After instance spawned, i see /tmp/tmp1kv9Fb still mounted and it can be unmounted manually.

Fix proposed to branch: master
Review: https://review.openstack.org/8604

Changed in nova:
assignee: nobody → Alessio Ababilov (aababilov)
status: New → In Progress

I don't think the fix is correct.

There is a general problem with Linux which is that you always have
to be prepared to retry the 'fusermount -u' program, since other
daemons (particularly from udev rules) jump into newly mounted
filesystems and keep them open.

In the newer mount-local API which should replace external guestmount
we provide a 'retry' flag to do this automatically.

Here's the retry logic used in umount-local:

https://github.com/libguestfs/libguestfs/blob/60a2f8706b305b4068df020598abee9566022e20/src/fuse.c#L1049

Unfortunately FUSE seems like a good idea, but in reality there are several problems.

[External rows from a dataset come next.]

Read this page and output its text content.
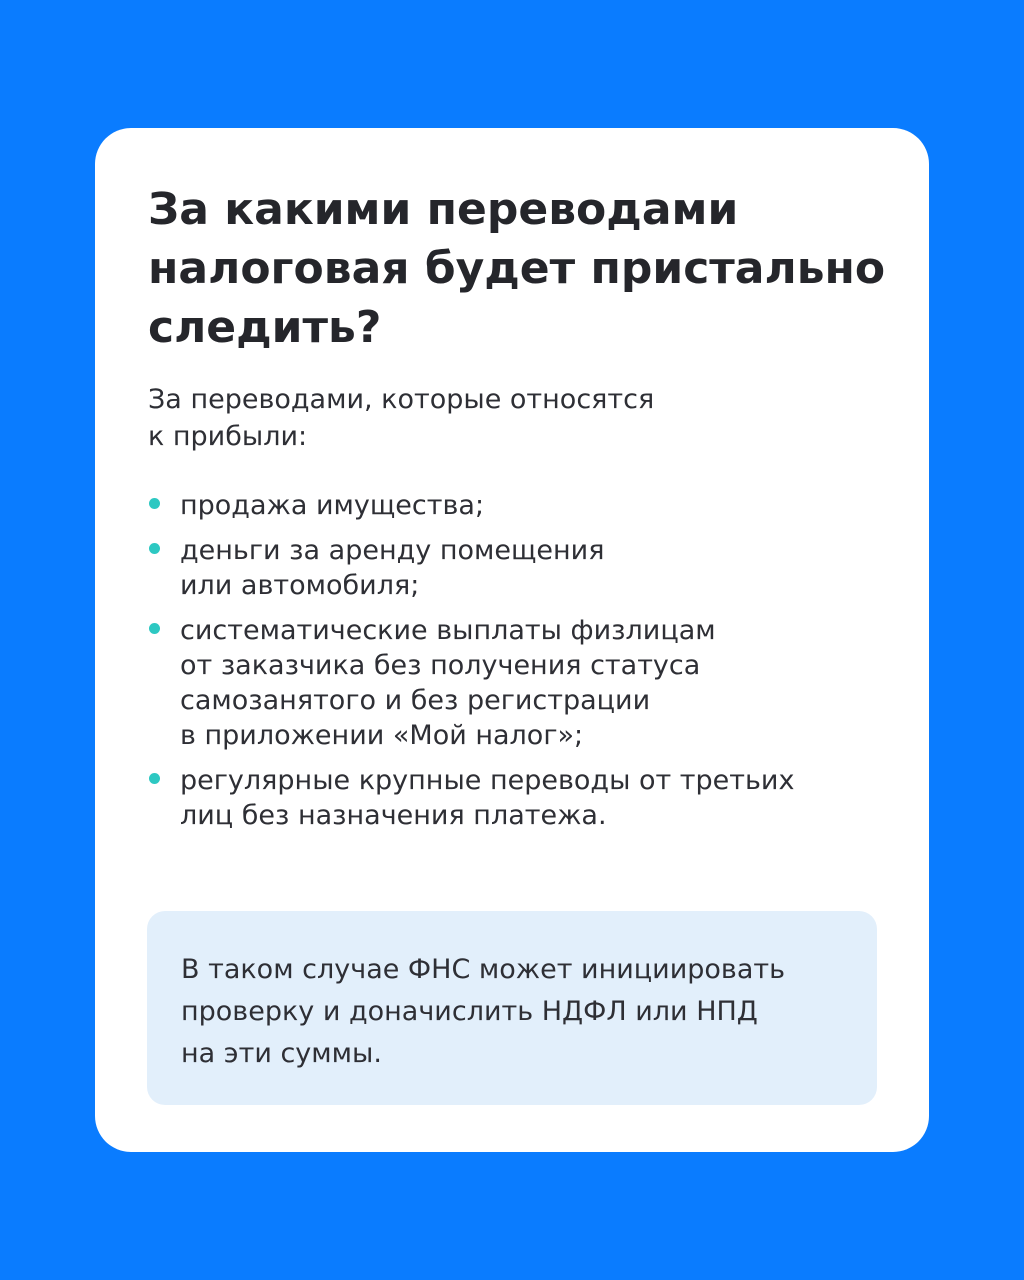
За какими переводами
налоговая будет пристально
следить?

За переводами, которые относятся
к прибыли:

продажа имущества;
деньги за аренду помещения
или автомобиля;
систематические выплаты физлицам
от заказчика без получения статуса
самозанятого и без регистрации
в приложении «Мой налог»;
регулярные крупные переводы от третьих
лиц без назначения платежа.

В таком случае ФНС может инициировать
проверку и доначислить НДФЛ или НПД
на эти суммы.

Fix proposed to branch: master
Review: https://review.openstack.org/8608

Alessio Ababilov (aababilov) wrote :

Ok, let's repeat fusermount with `attempts` parameter:
https://review.openstack.org/#/c/8608/

Alessio Ababilov (aababilov) wrote :

attempts doesn't help in any case. Sometimes fusermount -u unmounts after the first attempt but the filesystem remains unsynchronized and the instance canot be accessed using RSA key.

However, sync works always. It would be better to leave it.

Pádraig Brady (p-draigbrady) wrote :

OK we've reproduced here I think on rh6.3
Or something very similar at least.

It seems that if you guestmount an image right after a _successful_ `fusermount -u`, the changes from the first mount can be discarded.

This mount, umount, mount, umount pattern can be seen with injected files are specified as they were implemented as a separate mount session to other injected stuff like admin_pass and .ssh/authorized_keys.

Multiple mounts is inefficient at least so we've tested the attached essex patch that merges the writes to a single mounted session. This was seen to avoid the issue and be much more efficient also.

Note we also tried adding a sync instead, but that had no effect.

Vasyl Khomenko (vkhomenko) wrote :

Hi. I applied your patch and it didn't help.. No changes. It still asks for password. Solution with "sync" works fine.
Do you need anything from me? logs?

Everyone seems to be testing different versions and reporting different bugs.

Firstly, libguestfs 1.7.17 & RHEL 6.1 are both obsolete. Please try libguestfs 1.16.19 and RHEL 6.3. There are preview packages available for RHEL 6.2 here:

http://people.redhat.com/~rjones/libguestfs-RHEL-6.3-preview/

or you can use RHEL 6.3 which was pushed to RHN yesterday.

Secondly, I cannot reproduce any of these bugs. I need a standalone script which would demonstrate the problem clearly.

Attached is my script which *does not* reproduce the problem, but could be a good starting point.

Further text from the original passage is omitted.